Opinion · Posos de anarquía

El marketing de la pederastia

Si algo ha demostrado el Papa Francisco en los algo más de cinco años que lleva de pontificado es que parece salido de una escuela de negocios más que de un seminario. Es puro marketing pero, realmente, ¿qué reforma de calado ha llevado en una Iglesia católica carcomida por la corrupción y la depravación? Ahora, la Conferencia Episcopal Española (CEE) toma el relevo con una comisión contra la pederastia tan hueca como la moral de quienes la componen.
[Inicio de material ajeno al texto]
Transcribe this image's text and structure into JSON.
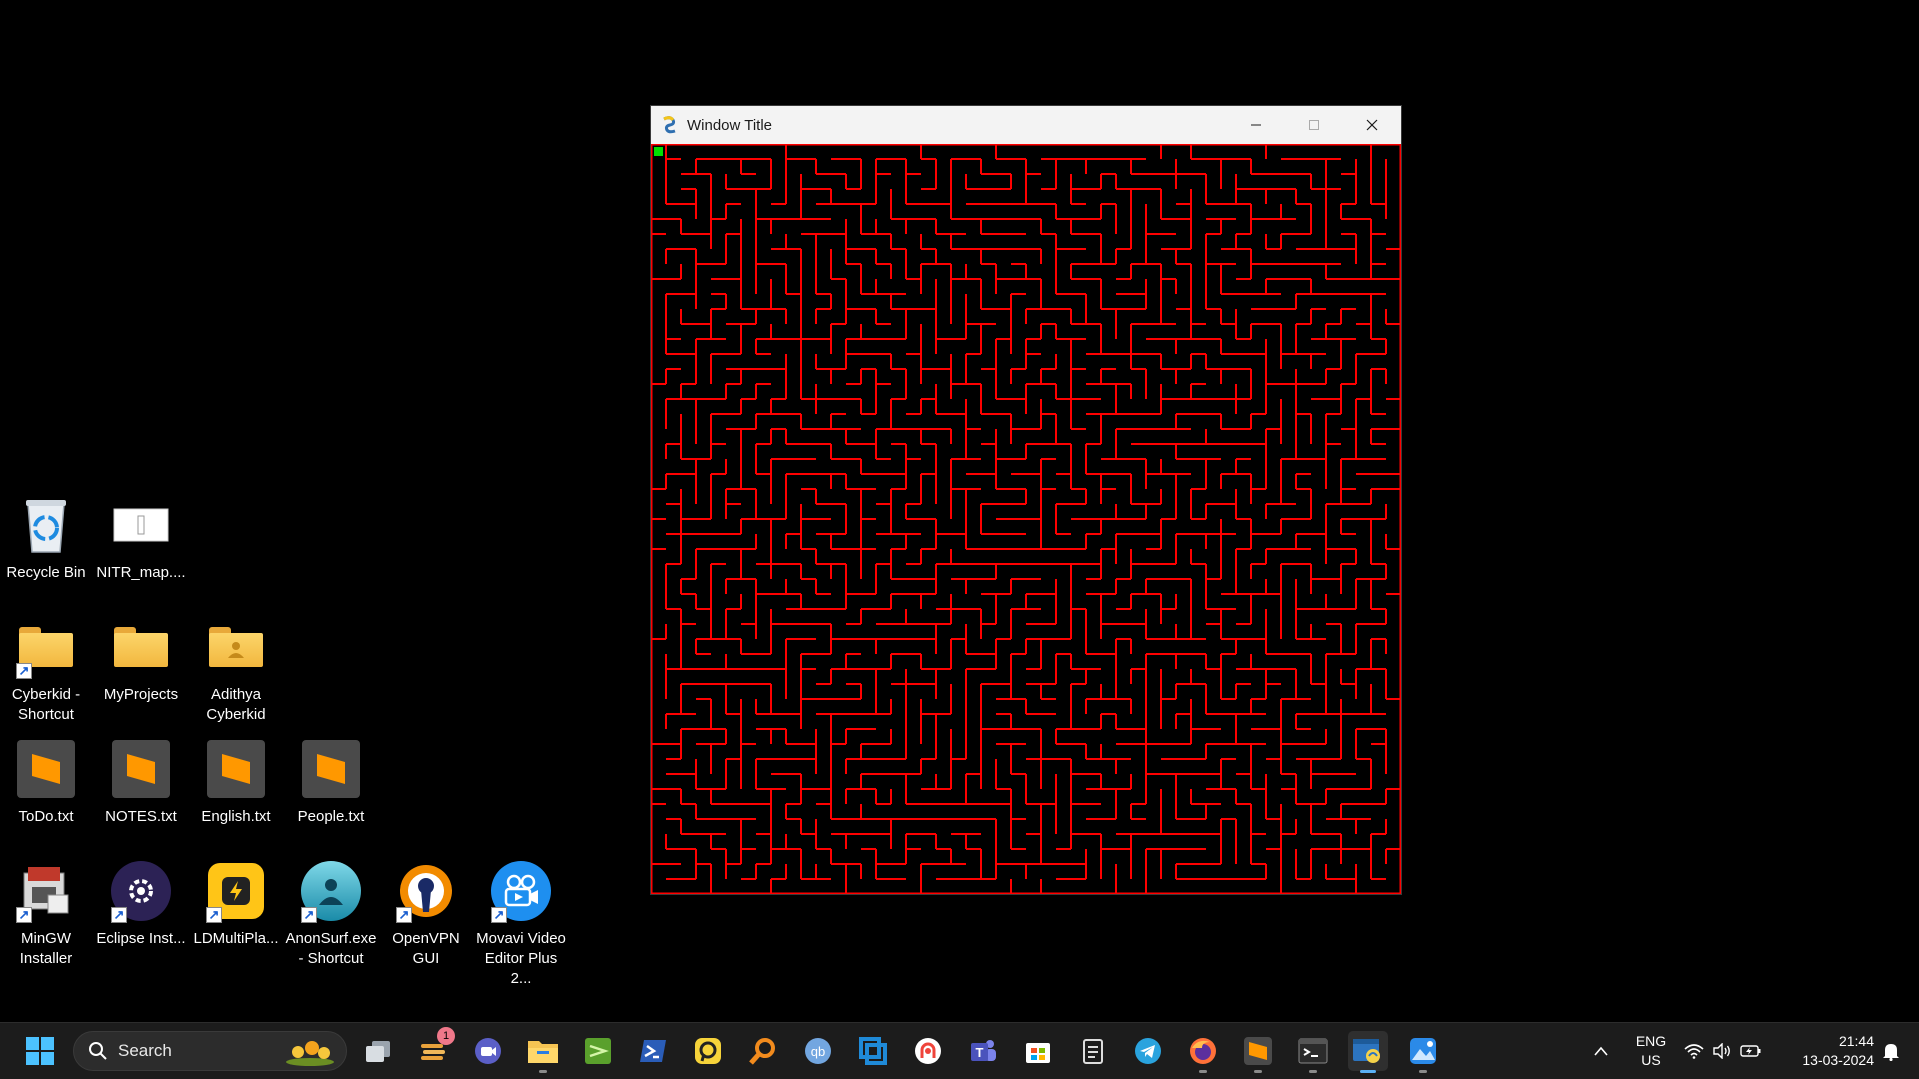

Es un hecho: como ha sucedido en el resto del mundo, la Iglesia católica ha mirado para otro lado durante décadas antes graves casos de pederastia. En este saco de ‘Iglesia’, no sólo metemos a la institución, sino también a sus feligres@s. A pesar de ello, personajes como el arzobispo de Toledo aseguran que “la pederastia es un asunto de todos”… sí, lo es, pero no tenemos la misma responsabilidad quienes hemos de denunciar al detectar casos y quienes los cometen…  y ahí la Iglesia católica tiene mucho que decir y más que hacer.

Cada vez más acorralada por la ingente cantidad de casos de abusos a menores a manos de curas, la Conferencia Episcopal se saca de la manga esa comisión antipederastia que no es más que un reflejo del verdadero interés que tiene en el asunto. Esta comisión es una operación de marketing chapucera, en la que su responsable es un sacerdote que ya ha protegido a pederastas en su seno; no es el único, puesto que sobre otro componente también pesan denuncias de haber echado por tierra sobre otro caso de pederastia. Importan tan poco este asunto a la CEE que ni siquiera han tenido el cuidado de incluir en la comisión a alguna de las muchísimas víctimas existentes en nuestro país.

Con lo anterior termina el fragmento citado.